Первый выпуск сборника украинской народной песни для голоса с фортепьяно в обработке Лысенко, наконец, после долгих мытарств (петербургская цензура, прусская таможня) попал на родную землю. А киевские товарищи и тут не спешили. «Недавно получил из Киева пространное письмо, из которого оказывается, что песни лежали полтора месяца в Киеве у Новицкого (товарища по университету. — О. Л.), и он, видимо, по привычке не раскупорил тюков, чтобы узнать, что прислано, несмотря на неоднократные расспросы. Хлопочите о распродаже, чтобы не сесть на мель». И все чаще упоминается в письмах Николая Витальевича милая родина, родная Полтавщина, куда его неудержимо тянет.

«Жду не дождусь лета, все мне кажется, что вот-вот скоро выеду… в родную краину, а как перечтешь по пальцам, что ждать еще полфевраля, март, апрель, май, июнь… то аж холод проймет такой, снова грусть воцарится на моем и без того не веселом лице. А ведь учиться нужно. Нужно же что-нибудь из себя в жизни устроить. Служивым быть, кажется, не моя колея, педагогом — тоже нет, разве музыкальным педагогом, да если бог укажет и обнаружит, что есть талант — то писать, но не контрапункты, которые пишут теперь, а вещи, на основании их изучения созданные с характером и духом, какой по сердцу и голове».

Занятия в консерватории шли своим чередом.

В переводном свидетельстве, выданном Н. В. Лысенко 27/15 апреля 1868 года, читаем:

«ТЕОРИЯ МУЗЫКИ И КОМПОЗИЦИИ»:

Д. Паперитц — Н. Лысенко — старательный ученик, успевает очень хорошо.

Е. Рихтер — С любой точки зрения — прекрасный ученик.

ФОРТЕПЬЯННАЯ ИГРА:

К. Рейнеке — Н. Лысенко — один из самых старательных и талантливейших учеников.

Е. Венцель — Н. Лысенко — один из моих одареннейших учеников, проявляет образцовую старательность и успевает уже прекрасно».

Год спустя на выпускных экзаменах Николай Лысенко покорил своим проникновенным виртуозным исполнением пятого концерта Бетховена. Об экзамене Николай Витальевич упоминает в письме скупо.

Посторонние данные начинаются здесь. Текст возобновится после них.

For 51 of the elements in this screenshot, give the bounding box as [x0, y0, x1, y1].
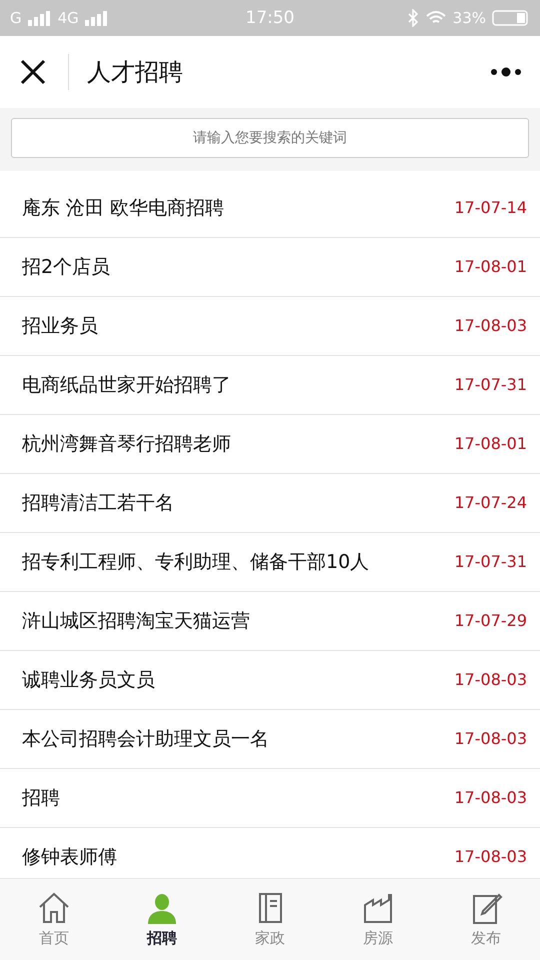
- network-text: 4G: [58, 9, 79, 27]
- job-row[interactable]: 诚聘业务员文员 17-08-03: [0, 651, 540, 710]
- job-title: 招业务员: [22, 314, 98, 338]
- job-date: 17-08-03: [454, 728, 527, 750]
- job-title: 本公司招聘会计助理文员一名: [22, 727, 269, 751]
- job-date: 17-08-03: [454, 315, 527, 337]
- job-date: 17-08-03: [454, 846, 527, 868]
- job-title: 杭州湾舞音琴行招聘老师: [22, 432, 231, 456]
- signal-icon: [84, 10, 109, 26]
- job-date: 17-07-29: [454, 610, 527, 632]
- job-date: 17-07-14: [454, 197, 527, 219]
- clock-text: 17:50: [246, 8, 294, 28]
- job-row[interactable]: 电商纸品世家开始招聘了 17-07-31: [0, 356, 540, 415]
- job-title: 修钟表师傅: [22, 845, 117, 869]
- job-title: 招2个店员: [22, 255, 110, 279]
- job-row[interactable]: 招聘清洁工若干名 17-07-24: [0, 474, 540, 533]
- close-icon[interactable]: [20, 59, 46, 85]
- signal-icon: [28, 10, 52, 26]
- job-date: 17-07-31: [454, 551, 527, 573]
- job-row[interactable]: 杭州湾舞音琴行招聘老师 17-08-01: [0, 415, 540, 474]
- person-icon: [145, 891, 179, 925]
- job-title: 招聘: [22, 786, 60, 810]
- job-date: 17-07-24: [454, 492, 527, 514]
- battery-icon: [492, 10, 530, 26]
- job-date: 17-07-31: [454, 374, 527, 396]
- job-title: 浒山城区招聘淘宝天猫运营: [22, 609, 250, 633]
- home-icon: [37, 891, 71, 925]
- job-row[interactable]: 招聘 17-08-03: [0, 769, 540, 828]
- job-row[interactable]: 浒山城区招聘淘宝天猫运营 17-07-29: [0, 592, 540, 651]
- building-icon: [361, 891, 395, 925]
- job-title: 庵东 沧田 欧华电商招聘: [22, 196, 224, 220]
- search-field[interactable]: 请输入您要搜索的关键词: [11, 118, 529, 158]
- page-title: 人才招聘: [87, 57, 184, 88]
- job-row[interactable]: 本公司招聘会计助理文员一名 17-08-03: [0, 710, 540, 769]
- job-title: 诚聘业务员文员: [22, 668, 155, 692]
- job-date: 17-08-03: [454, 787, 527, 809]
- more-icon[interactable]: [490, 67, 522, 77]
- job-title: 招专利工程师、专利助理、储备干部10人: [22, 550, 370, 574]
- job-date: 17-08-01: [454, 433, 527, 455]
- tab-item[interactable]: 招聘: [108, 879, 216, 960]
- bluetooth-icon: [406, 9, 419, 27]
- job-date: 17-08-01: [454, 256, 527, 278]
- job-row[interactable]: 招业务员 17-08-03: [0, 297, 540, 356]
- carrier-text: G: [10, 9, 22, 27]
- job-title: 电商纸品世家开始招聘了: [22, 373, 231, 397]
- job-row[interactable]: 庵东 沧田 欧华电商招聘 17-07-14: [0, 179, 540, 238]
- job-date: 17-08-03: [454, 669, 527, 691]
- job-title: 招聘清洁工若干名: [22, 491, 174, 515]
- job-row[interactable]: 招2个店员 17-08-01: [0, 238, 540, 297]
- job-row[interactable]: 招专利工程师、专利助理、储备干部10人 17-07-31: [0, 533, 540, 592]
- battery-text: 33%: [452, 9, 486, 27]
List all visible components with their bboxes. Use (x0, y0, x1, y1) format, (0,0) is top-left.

Куда щедрее оказался «Leipziger Tageblatt» в номере от 10 апреля 1869 года:

«Игра г. Николая Лысенко из Киева была поистине замечательной. Первую часть труднейшего фортепьянного концерта Бетховена он провел вдохновенно, с настоящим артистическим совершенством. Блестящая каденция принадлежит, как мы слышали, самому исполнителю. Она оказалась, несмотря на свои (большие) размеры, вполне соответствующей духу сочинения и вызвала бесконечные рукоплескания».

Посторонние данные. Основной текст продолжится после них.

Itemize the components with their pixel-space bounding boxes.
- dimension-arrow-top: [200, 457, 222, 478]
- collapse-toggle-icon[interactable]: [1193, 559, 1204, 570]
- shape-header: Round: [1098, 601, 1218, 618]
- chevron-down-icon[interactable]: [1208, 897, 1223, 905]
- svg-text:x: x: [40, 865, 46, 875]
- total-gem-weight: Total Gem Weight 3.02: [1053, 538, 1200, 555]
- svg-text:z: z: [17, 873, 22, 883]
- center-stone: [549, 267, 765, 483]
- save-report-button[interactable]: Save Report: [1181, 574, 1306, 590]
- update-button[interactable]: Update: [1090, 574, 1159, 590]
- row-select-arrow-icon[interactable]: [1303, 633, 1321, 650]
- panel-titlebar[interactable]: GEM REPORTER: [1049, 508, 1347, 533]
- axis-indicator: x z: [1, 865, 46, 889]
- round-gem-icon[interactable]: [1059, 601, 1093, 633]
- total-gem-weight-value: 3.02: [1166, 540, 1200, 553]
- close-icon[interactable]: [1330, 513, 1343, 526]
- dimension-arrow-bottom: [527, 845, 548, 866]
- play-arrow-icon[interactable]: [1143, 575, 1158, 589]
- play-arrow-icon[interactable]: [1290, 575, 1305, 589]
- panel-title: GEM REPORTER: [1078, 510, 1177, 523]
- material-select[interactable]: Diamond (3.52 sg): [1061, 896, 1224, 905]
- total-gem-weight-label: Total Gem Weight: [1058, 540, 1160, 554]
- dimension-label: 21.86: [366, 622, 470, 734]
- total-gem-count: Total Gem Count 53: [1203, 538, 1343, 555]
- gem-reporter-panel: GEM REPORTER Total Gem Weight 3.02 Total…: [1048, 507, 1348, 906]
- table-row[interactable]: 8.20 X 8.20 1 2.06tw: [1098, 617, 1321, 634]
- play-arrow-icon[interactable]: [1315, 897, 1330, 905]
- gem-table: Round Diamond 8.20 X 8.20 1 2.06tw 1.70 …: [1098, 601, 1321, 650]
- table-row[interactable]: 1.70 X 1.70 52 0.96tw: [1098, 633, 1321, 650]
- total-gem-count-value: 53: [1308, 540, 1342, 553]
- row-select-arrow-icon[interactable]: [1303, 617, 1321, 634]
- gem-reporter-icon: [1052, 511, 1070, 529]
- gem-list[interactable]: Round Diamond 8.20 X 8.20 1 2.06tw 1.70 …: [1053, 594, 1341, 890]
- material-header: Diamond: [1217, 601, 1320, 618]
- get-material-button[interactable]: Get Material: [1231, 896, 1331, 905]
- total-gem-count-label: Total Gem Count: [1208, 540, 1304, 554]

Триумфальные выступления Лысенко в Праге, отличные рецензии, успешные выступления на консерваторских вечерах и экзаменах подогрели интерес профессоров к молодому исполнителю. Профессора все упорнее толкают своего воспитанника на путь пианиста-виртуоза.

«Рейнеке и Пауль спрашивали меня, куда же я хочу совершить свое музыкальное путешествие (артистическое), в Бреславль, или Вену, или Варшаву. Я, не имея, разумеется, о себе столь высокого мнения, чтобы решиться играть концерты в Европе, отвечал, как средства позволят. На это говорит он, что этому горю еще, может быть, и помочь можно будет, устроив частный концерт, где бы я и заявил себя и собрал бы денег. Эта мысль и великолепная, но меня больше радует такое отличное мнение о моей игре, достойной концертов на европейских эстрадах».

Почему же не прельстило Миколу Лысенко блестящее будущее европейского концертанта, громкая известность, слава виртуоза-исполнителя?

Как-то в разговоре я коснулся этого, и вот что сказал мне отец:

— При своей воле и любви к работе я мог добиться если не блестящего, то хорошего, прочного положения в исполнительском свете. Это я понимал. Но знал и то, что моя родная музыкальная культура — еще не тронутое никем поле. Этому полю нужен был свой пахарь и сеятель. Ему я задумал посвятить свои скромные силы.

Родные не стали противиться его решению, а киевская братия возликовала.